Resulta imperioso comenzar hablando un poco de mi familia para que puedan comprender el trato especial que recibíamos en Tulma. Atrás, muy atrás en el árbol genealógico un tal Patrick W. Barrow fue presidente del país, uno bueno según dicen, y de allí para abajo no cesan las personalidades célebres que supieron honrar y dejar bien alto el apellido. Embajadores, médicos reconocidos, abogados tenaces, jueces incorruptibles e inventores galardonados no hicieron más que poner bien alta la vara para todos los que pretendiéramos llamarnos descendientes; sin embargo, lo que pasó con mi madre, una soñadora empedernida, acorralada y empujada al exilio por unos sentimientos incontrolables, puso sobre mis hombros el peso del universo y delegó en mi humilde humanidad la presión milenaria de cortar la cadena y demostrar que no era uno más de los eslabones débiles que echan por tierra la sangre, la flor marchita que afea un jardín florecido en primavera; por el contrario, tenía la difícil misión de probar que era una mujer racional, capaz de controlar sus impulsos emocionales y seguir el norte sin distracciones, sin bifurcaciones, con la mente siempre puesta en la línea de llegada, esa que me permitió retornar a mi ciudad con la frente en alto y un diploma bajo el brazo, el mismo que el tío Víctor colgaba orgulloso en la sala de estar de nuestra poco modesta y para nada despreciable mansión.

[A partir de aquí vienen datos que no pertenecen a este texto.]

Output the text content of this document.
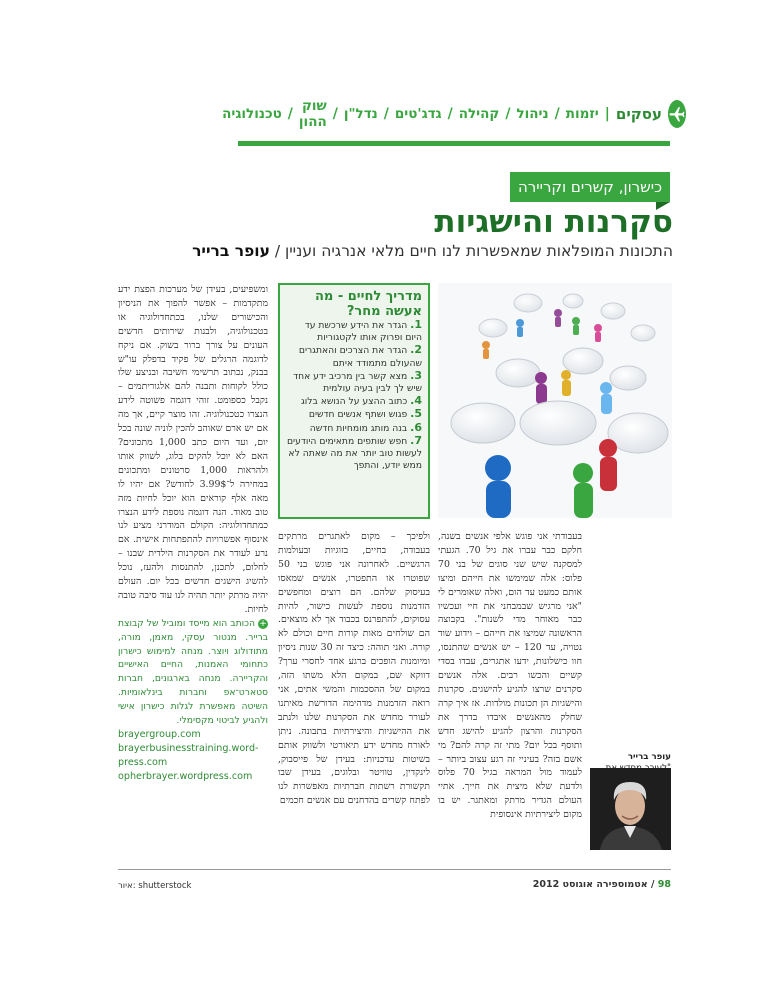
עסקים
|
יזמות
/
ניהול
/
קהילה
/
גדג'טים
/
נדל"ן
/
שוק ההון
/
טכנולוגיה
כישרון, קשרים וקריירה
סקרנות והישגיות
התכונות המופלאות שמאפשרות לנו חיים מלאי אנרגיה ועניין / עופר ברייר
מדריך לחיים - מה אעשה מחר?
1. הגדר את הידע שרכשת עד היום ופרוק אותו לקטגוריות
2. הגדר את הצרכים והאתגרים שהעולם מתמודד איתם
3. מצא קשר בין מרכיב ידע אחד שיש לך לבין בעיה עולמית
4. כתוב ההצע על הנושא בלוג
5. פגוש ושתף אנשים חדשים
6. בנה מותג מומחיות חדשה
7. חפש שותפים מתאימים היודעים לעשות טוב יותר את מה שאתה לא ממש יודע, והתפך

ומשפיעים, בעידן של מערכות הפצת ידע מתקדמות – אפשר להפוך את הניסיון והכישורים שלנו, בכתחדולוגיה או בטכנולוגיה, ולבנות שירותים חדשים העונים על צורך ברור בשוק. אם ניקח לדוגמה הרגלים של פקיד בדפלק עו"ש בבנק, נכתוב תרשימי חשיבה ובניצע שלו כולל לקוחות ותבנה להם אלגוריתמים – נקבל כספומט. זוהי דוגמה פשוטה לידע הנצרו כטכנולוגיה. זהו מוצר קיים, אך מה אם יש ארם שאוהב להכין לוניה שונה בכל יום, ועד היום כתב 1,000 מתכונים? האם לא יוכל להקים בלוג, לשווק אותו ולהראות 1,000 סרטונים ומתכונים במחירה ל־3.99$ לחודש? אם יהיו לו מאה אלף קוראים הוא יוכל לחיות מזה טוב מאוד. הנה דוגמה נוספת לידע הנצרו כמתחדולוגיה: הקולם המודרני מציע לנו אינסוף אפשרויות להתפתחות אישית. אם נרע לעודר את הסקרנות הילדית שבנו – לחלום, לתכנן, להתנסות ולהעז, נוכל להשיג הישגים חדשים בכל יום. העולם יהיה מרתק יותר תהיה לנו עוד סיבה טובה לחיות.

+ הכותב הוא מייסד ומוביל של קבוצת ברייר. מנטור עסקי, מאמן, מורה, מתודולוג ויוצר. מנחה למימוש כישרון כתחומי האמנות, החיים האישיים והקריירה. מנחה בארגונים, חברות סטארט־אפ וחברות בינלאומיות. השיטה מאפשרת לגלות כישרון אישי ולהגיע לביטוי מקסימלי.

brayergroup.com
brayerbusinesstraining.word-press.com
opherbrayer.wordpress.com

ולפיכך – מקום לאתגרים מרתקים בעבודה, בחיים, בזוגיות ובעולמות הרגשיים. לאחרונה אני פוגש בני 50 שפוטרו או התפטרו, אנשים שמאסו בעיסוק שלהם. הם רוצים ומחפשים הזדמנות נוספת לעשות כישור, להיות עסוקים, להתפרנס בכבוד אך לא מוצאים. הם שולחים מאות קורות חיים וכולם לא קורה. ואני תוהה: כיצד זה 30 שנות ניסיון ומיומנות הופכים ברגע אחד לחסרי ערך? דווקא שם, במקום הלא משתו הזה, במקום של ההסכמות והמשי אתים, אני רואה הזדמנות מדהימה הדורשת מאיתנו לעורר מחדש את הסקרנות שלנו ולנתב את ההישגיות והיצירתיות בתבונה. ניתן לאורח מחדש ידע תיאורטי ולשווק אותם בשיטות עדכניות: בעידן של פייסבוק, לינקדין, טוויטר ובלוגים, בעידן שבו תקשורת רשתות חברתיות מאפשרות לנו לפתח קשרים בהדחנים עם אנשים חכמים

בעבודתי אני פוגש אלפי אנשים בשנה, חלקם כבר עברו את גיל 70. הגעתי למסקנה שיש שני סוגים של בני 70 פלוס: אלה שמימשו את חייהם ומיצו אותם כמעט עד הום, ואלה שאומרים לי "אני מרגיש שבמבחני את חיי ועכשיו כבר מאוחר מדי לשנות". בקבוצה הראשונה שמיצו את חייהם – וידוע שוד נטויה, עד 120 – יש אנשים שהתנסו, חוו כישלונות, ידעו אתגרים, עבדו בסדי קשיים והכשו רבים. אלה אנשים סקרנים שרצו להגיע להישגים. סקרנות והישגיות הן תכונות מולדות. אז איך קרה שחלק מהאנשים איבדו בדרך את הסקרנות והרצון להגיע להישג חדש ותוסף בכל יום? מתי זה קרה להם? מי אשם בזה? בעיניי זה רגע עצוב ביותר – לעמוד מול המראה בגיל 70 פלוס ולדעת שלא מיצית את חייך. אתיי העולם הגדיר מרתק ומאתגר. יש בו מקום ליצירתיות אינסופית

עופר ברייר
איור: shutterstock	98 / אטמוספירה אוגוסט 2012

—¿No crees que es un exceso de banalidad?
—¿Mi sobrina favorita se transforma en periodista y yo no me ufano de ello?
—Soy la única sobrina que tienes —sonreí mientras lo veía descender con cautela de aquella silla victoriana.
—Y por eso esta noche iremos a celebrar.
—No lo sé tío, estoy muy cansada —respondí—, el viaje resultó agotador.
—Sin excusas jovencita, esta noche, quieras o no, te presumiré frente a todas nuestras amistades.
—¿Qué planeas?
—Hay un nuevo restaurante francés al que me gustaría llevarte —sonrió con un brillo especial en los ojos.
—De acuerdo —asentí resignada—, tú ganas.
—Ahora hazme un gran favor, toma dinero del cajón de mi escritorio y cómprate un vestido bonito. ¡Y ni se te ocurra protestar! —exclamó previendo mi queja por venir.
—Si mal no recuerdo, tengo un placar repleto de vestidos en mi habitación.
—Esos están obsoletos —objetó terminante.
—¿Ahora eres un experto en moda? —pregunté con ironía.
—Quizá sea un viejo abogado, pero sé muy bien lo que lucen orgullosas las muchachas de la capital.
—¿Tienes alguna idea de lo que cuestan esos modelos?
—Por suerte el dinero no es una preocupación para nosotros.
—¿Pero qué dirán las personas? —cuestioné de inmediato, haciéndome eco del pudor repentino que se apoderó de mi cuerpo.
—No comprendo.
—Me malcrías demasiado tío.
—¿Y desde cuándo ese es un pecado mortal? —retrucó arrugando la frente, absorto por mi reticencia.
—Quizá por eso me llaman muñeca de porcelana cuando piensan que no los oigo —respondí entre dientes, haciendo públicos pensamientos que no debieron salir a la luz.
—Oye, jamás pensé que te molestaran los comentarios de la gentuza.